Enrichment cultures were developed on synthetic media under three terminal electron acceptor conditions (denitrifying, sulfate reducing and methanogenic). Under denitrifying conditions with acetate-fed organisms and resazurin (a color indicator of redox potential) present, acetyl alachlor, diethyl aniline, aniline and m-xylene were positively identified as transformation products of alachlor. Acetyl alachlor, a reductive dechlorination product, and diethyl aniline were expected metabolites. Aniline and m-xylene, however, have not been previously reported as metabolites of alachlor under denitrifying conditions. Aniline, a poison that poses a severe health risk, and m-xylene, a compound that damages the human nervous system, are of particular concern. An abiotic reaction mediated by resazurin was implicated in the formation of these two compounds. On-going research is focusing on the specific role of resazurin and other electron carriers in the production of these alachlor metabolites.

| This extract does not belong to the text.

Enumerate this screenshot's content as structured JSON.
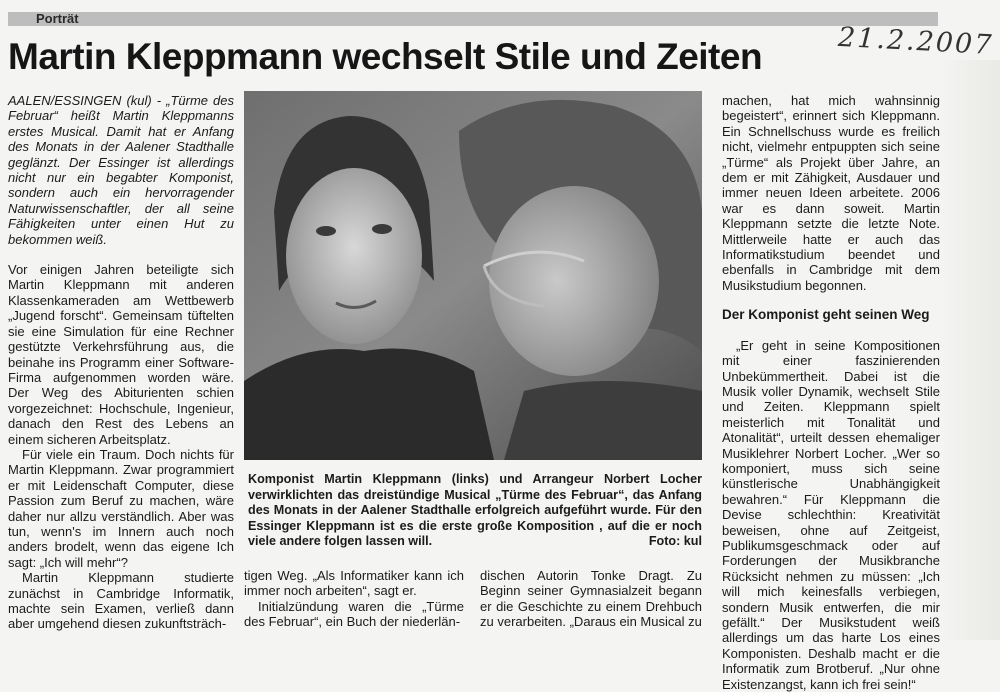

The goal is to determine which transformation steps are biologically mediated and which are abiotic. Acetyl alachlor and diethyl aniline were also major metabolites in sulfate-reducing and methanogenic systems.
alachlor, metabolites, biodegradation
This paper is from the Proceedings of the 10th Annual Conference on Hazardous Waste Research 1995, published in hard copy and on the Web by the Great Plains/Rocky Mountain Hazardous Substance Research Center.